I want to develop the back of our yard into a new garden, but it is a hillside. Do you have advice for planting on a slope?
Answer: Hillside gardens can be beautiful and dramatic. They are especially effective when the slope faces a viewing area—for instance, if the garden slopes from the front of the house to the street, or if a back porch or deck faces a slope at the back of the yard. Although the slope presents some maintenance challenges, a hillside garden can actually be easier to tend than a hillside planted with a lawn that would be difficult and dangerous to mow.
It can be a little tricky to garden on a slope, but with the right preparations and plant choices, you will be successful.
General points to remember:
1. A slope offers nowhere to hide. All the plants will always be in view. Stick to plants that look good throughout the growing season—for instance, stay away from spring ephemerals that die down after their early bloom—and include some evergreen plants.
2. Include a path to the top, which will allow you access to maintain the plantings and visitors a chance to look at the garden and surroundings from a different point of view.
3. On a very steep slope, you may need to include stair steps instead of a path—and have a series of terraces for planting built into the slope.
4. Work with any existing stones on the slope, rather than trying to remove them.
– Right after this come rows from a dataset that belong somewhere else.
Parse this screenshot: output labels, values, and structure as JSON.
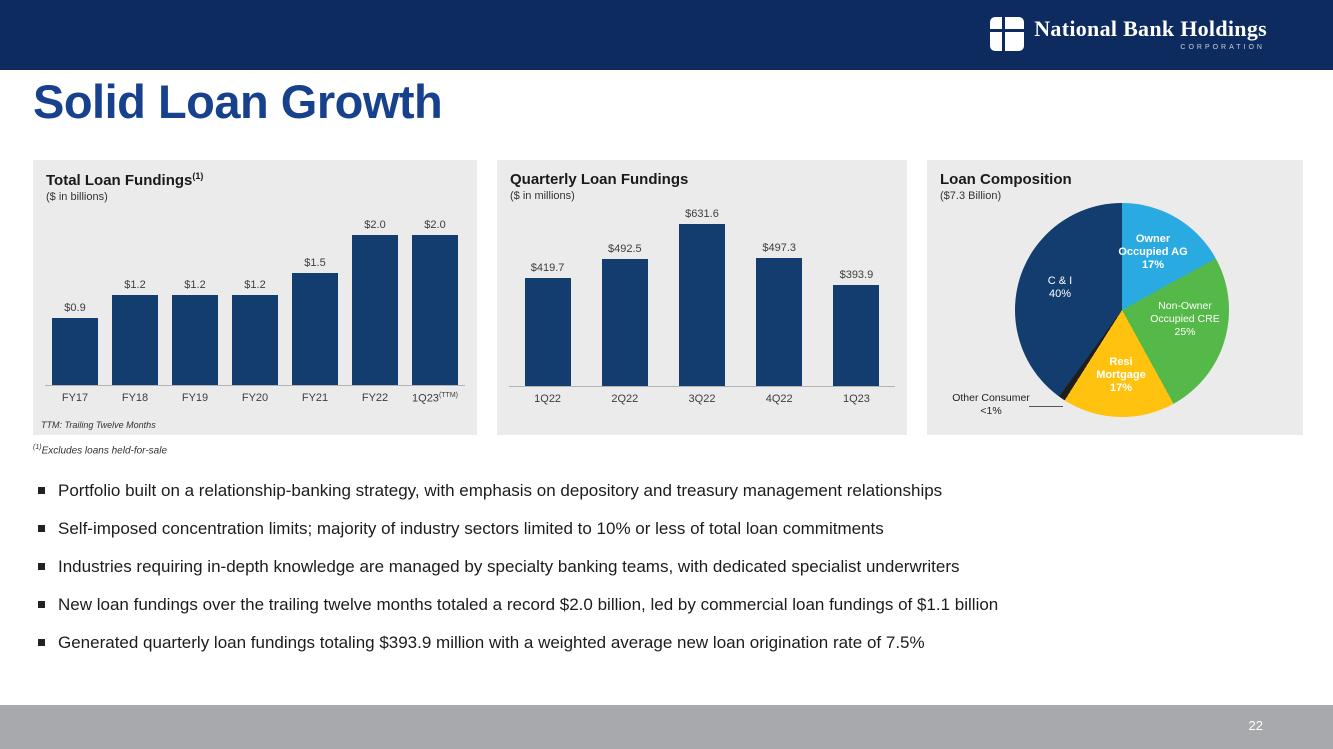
{
  "header": {
    "brand_name": "National Bank Holdings",
    "brand_sub": "CORPORATION"
  },
  "title": "Solid Loan Growth",
  "chart_data": [
    {
      "type": "bar",
      "title": "Total Loan Fundings",
      "title_sup": "(1)",
      "subtitle": "($ in billions)",
      "categories": [
        "FY17",
        "FY18",
        "FY19",
        "FY20",
        "FY21",
        "FY22",
        "1Q23"
      ],
      "category_sups": [
        "",
        "",
        "",
        "",
        "",
        "",
        "(TTM)"
      ],
      "values": [
        0.9,
        1.2,
        1.2,
        1.2,
        1.5,
        2.0,
        2.0
      ],
      "value_labels": [
        "$0.9",
        "$1.2",
        "$1.2",
        "$1.2",
        "$1.5",
        "$2.0",
        "$2.0"
      ],
      "ylim": [
        0,
        2.2
      ],
      "bar_color": "#123d6e",
      "footnote": "TTM: Trailing Twelve Months"
    },
    {
      "type": "bar",
      "title": "Quarterly Loan Fundings",
      "subtitle": "($ in millions)",
      "categories": [
        "1Q22",
        "2Q22",
        "3Q22",
        "4Q22",
        "1Q23"
      ],
      "category_sups": [
        "",
        "",
        "",
        "",
        ""
      ],
      "values": [
        419.7,
        492.5,
        631.6,
        497.3,
        393.9
      ],
      "value_labels": [
        "$419.7",
        "$492.5",
        "$631.6",
        "$497.3",
        "$393.9"
      ],
      "ylim": [
        0,
        700
      ],
      "bar_color": "#123d6e"
    },
    {
      "type": "pie",
      "title": "Loan Composition",
      "subtitle": "($7.3 Billion)",
      "slices": [
        {
          "label": "Owner Occupied AG",
          "pct": "17%",
          "value": 17,
          "color": "#29abe2"
        },
        {
          "label": "Non-Owner Occupied CRE",
          "pct": "25%",
          "value": 25,
          "color": "#54b948"
        },
        {
          "label": "Resi Mortgage",
          "pct": "17%",
          "value": 17,
          "color": "#ffc20e"
        },
        {
          "label": "Other Consumer",
          "pct": "<1%",
          "value": 1,
          "color": "#1e1e1e"
        },
        {
          "label": "C & I",
          "pct": "40%",
          "value": 40,
          "color": "#123d6e"
        }
      ]
    }
  ],
  "footnotes": {
    "slide_sup": "(1)",
    "slide_text": "Excludes loans held-for-sale"
  },
  "bullets": [
    "Portfolio built on a relationship-banking strategy, with emphasis on depository and treasury management relationships",
    "Self-imposed concentration limits; majority of industry sectors limited to 10% or less of total loan commitments",
    "Industries requiring in-depth knowledge are managed by specialty banking teams, with dedicated specialist underwriters",
    "New loan fundings over the trailing twelve months totaled a record $2.0 billion, led by commercial loan fundings of $1.1 billion",
    "Generated quarterly loan fundings totaling $393.9 million with a weighted average new loan origination rate of 7.5%"
  ],
  "footer": {
    "page_number": "22"
  }
}
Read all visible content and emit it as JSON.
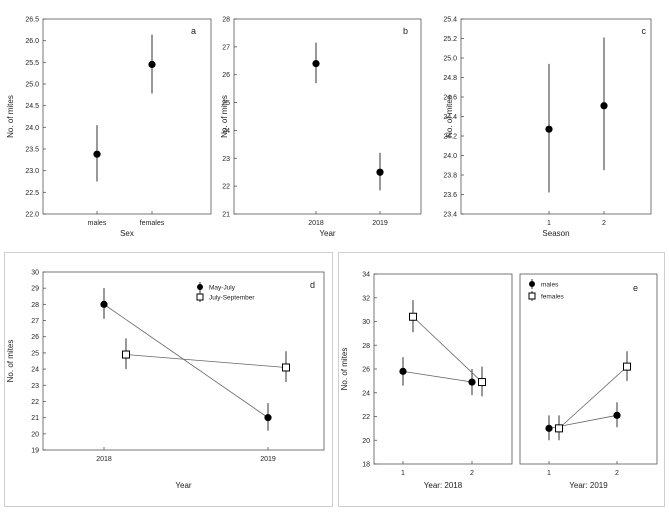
{
  "chart_data": [
    {
      "panel_label": "a",
      "type": "scatter",
      "xlabel": "Sex",
      "ylabel": "No. of mites",
      "categories": [
        "males",
        "females"
      ],
      "ylim": [
        22.0,
        26.5
      ],
      "yticks": [
        "22.0",
        "22.5",
        "23.0",
        "23.5",
        "24.0",
        "24.5",
        "25.0",
        "25.5",
        "26.0",
        "26.5"
      ],
      "grid": false,
      "series": [
        {
          "marker": "circle",
          "values": [
            23.38,
            25.45
          ],
          "ci_low": [
            22.75,
            24.78
          ],
          "ci_high": [
            24.05,
            26.14
          ]
        }
      ]
    },
    {
      "panel_label": "b",
      "type": "scatter",
      "xlabel": "Year",
      "ylabel": "No. of mites",
      "categories": [
        "2018",
        "2019"
      ],
      "ylim": [
        21,
        28
      ],
      "yticks": [
        "21",
        "22",
        "23",
        "24",
        "25",
        "26",
        "27",
        "28"
      ],
      "grid": false,
      "series": [
        {
          "marker": "circle",
          "values": [
            26.4,
            22.5
          ],
          "ci_low": [
            25.7,
            21.85
          ],
          "ci_high": [
            27.15,
            23.2
          ]
        }
      ]
    },
    {
      "panel_label": "c",
      "type": "scatter",
      "xlabel": "Season",
      "ylabel": "No. of mites",
      "categories": [
        "1",
        "2"
      ],
      "ylim": [
        23.4,
        25.4
      ],
      "yticks": [
        "23.4",
        "23.6",
        "23.8",
        "24.0",
        "24.2",
        "24.4",
        "24.6",
        "24.8",
        "25.0",
        "25.2",
        "25.4"
      ],
      "grid": false,
      "series": [
        {
          "marker": "circle",
          "values": [
            24.27,
            24.51
          ],
          "ci_low": [
            23.62,
            23.85
          ],
          "ci_high": [
            24.94,
            25.21
          ]
        }
      ]
    },
    {
      "panel_label": "d",
      "type": "line",
      "xlabel": "Year",
      "ylabel": "No. of mites",
      "categories": [
        "2018",
        "2019"
      ],
      "ylim": [
        19,
        30
      ],
      "yticks": [
        "19",
        "20",
        "21",
        "22",
        "23",
        "24",
        "25",
        "26",
        "27",
        "28",
        "29",
        "30"
      ],
      "grid": false,
      "legend_position": "top-right",
      "series": [
        {
          "name": "May-July",
          "marker": "circle",
          "values": [
            28.0,
            21.0
          ],
          "ci_low": [
            27.1,
            20.2
          ],
          "ci_high": [
            29.0,
            21.9
          ]
        },
        {
          "name": "July-September",
          "marker": "square",
          "values": [
            24.9,
            24.1
          ],
          "ci_low": [
            24.0,
            23.2
          ],
          "ci_high": [
            25.9,
            25.1
          ]
        }
      ]
    },
    {
      "panel_label": "",
      "type": "line",
      "xlabel": "Year: 2018",
      "ylabel": "No. of mites",
      "categories": [
        "1",
        "2"
      ],
      "ylim": [
        18,
        34
      ],
      "yticks": [
        "18",
        "20",
        "22",
        "24",
        "26",
        "28",
        "30",
        "32",
        "34"
      ],
      "grid": false,
      "series": [
        {
          "name": "males",
          "marker": "circle",
          "values": [
            25.8,
            24.9
          ],
          "ci_low": [
            24.6,
            23.8
          ],
          "ci_high": [
            27.0,
            26.0
          ]
        },
        {
          "name": "females",
          "marker": "square",
          "values": [
            30.4,
            24.9
          ],
          "ci_low": [
            29.1,
            23.7
          ],
          "ci_high": [
            31.8,
            26.2
          ]
        }
      ]
    },
    {
      "panel_label": "e",
      "type": "line",
      "xlabel": "Year: 2019",
      "ylabel": "",
      "categories": [
        "1",
        "2"
      ],
      "ylim": [
        18,
        34
      ],
      "yticks": [],
      "grid": false,
      "legend_position": "top-left",
      "series": [
        {
          "name": "males",
          "marker": "circle",
          "values": [
            21.0,
            22.1
          ],
          "ci_low": [
            20.0,
            21.1
          ],
          "ci_high": [
            22.1,
            23.2
          ]
        },
        {
          "name": "females",
          "marker": "square",
          "values": [
            21.0,
            26.2
          ],
          "ci_low": [
            20.0,
            25.0
          ],
          "ci_high": [
            22.1,
            27.5
          ]
        }
      ]
    }
  ]
}
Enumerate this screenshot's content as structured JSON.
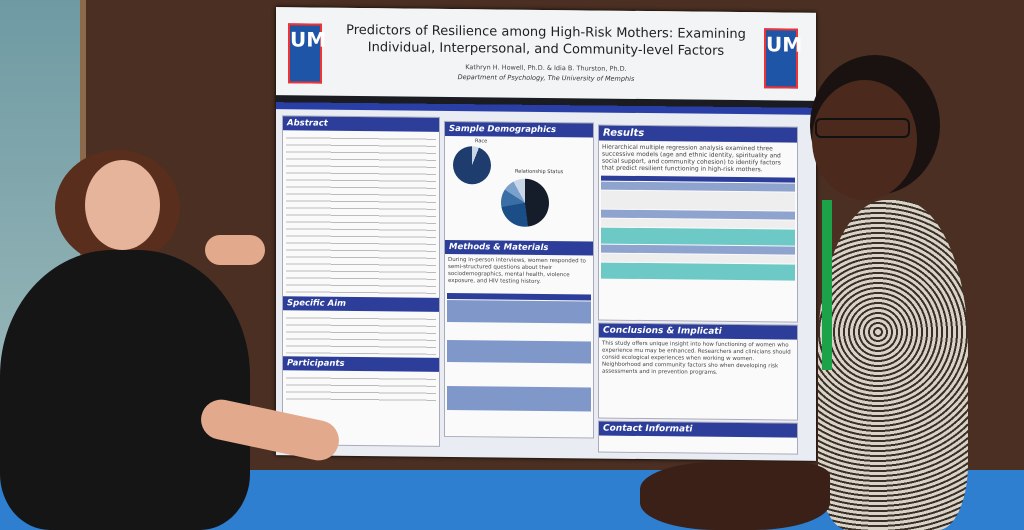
{
  "poster": {
    "logo_text": "UM",
    "title": "Predictors of Resilience among High-Risk Mothers: Examining Individual, Interpersonal, and Community-level Factors",
    "authors": "Kathryn H. Howell, Ph.D. & Idia B. Thurston, Ph.D.",
    "department": "Department of Psychology, The University of Memphis",
    "sections": {
      "abstract": "Abstract",
      "specific_aim": "Specific Aim",
      "participants": "Participants",
      "demographics": "Sample Demographics",
      "race": "Race",
      "relationship": "Relationship Status",
      "methods": "Methods & Materials",
      "results": "Results",
      "conclusions": "Conclusions & Implicati",
      "contact": "Contact Informati"
    },
    "methods_text": "During in-person interviews, women responded to semi-structured questions about their sociodemographics, mental health, violence exposure, and HIV testing history.",
    "results_text": "Hierarchical multiple regression analysis examined three successive models (age and ethnic identity, spirituality and social support, and community cohesion) to identify factors that predict resilient functioning in high-risk mothers.",
    "conclusions_text": "This study offers unique insight into how functioning of women who experience mu may be enhanced. Researchers and clinicians should consid ecological experiences when working w women. Neighborhood and community factors sho when developing risk assessments and in prevention programs.",
    "colors": {
      "brand_blue": "#2c3e9a",
      "logo_blue": "#1f55a6",
      "teal_highlight": "#6cc9c6"
    }
  }
}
The same goes for shrubs and trees. Such stones and large plants may be holding the slope in place; removing them could trigger a landslide.
Preparing the slope for planting:
1. Remove any existing weeds or other unwanted plants (keep in mind #4, above).
2. Amend the soil and add topsoil if necessary.
3. On steep slopes, lay weed-blocking fabric before planting. Cut holes in the fabric through which to set the plants.
Since a slope can make routine maintenance such as watering, weeding and deadheading difficult, keep the planting simple and choose plants that will thrive in the site’s conditions and the local climate with a minimum of care. Groundcovers and clumps of easy-going perennials will make the hillside garden both attractive and low maintenance. Daylilies, sedums, mums, asters and Shasta daisies, Siberian iris, bee balm and yarrows are a few perennials that typically do well on a hillside.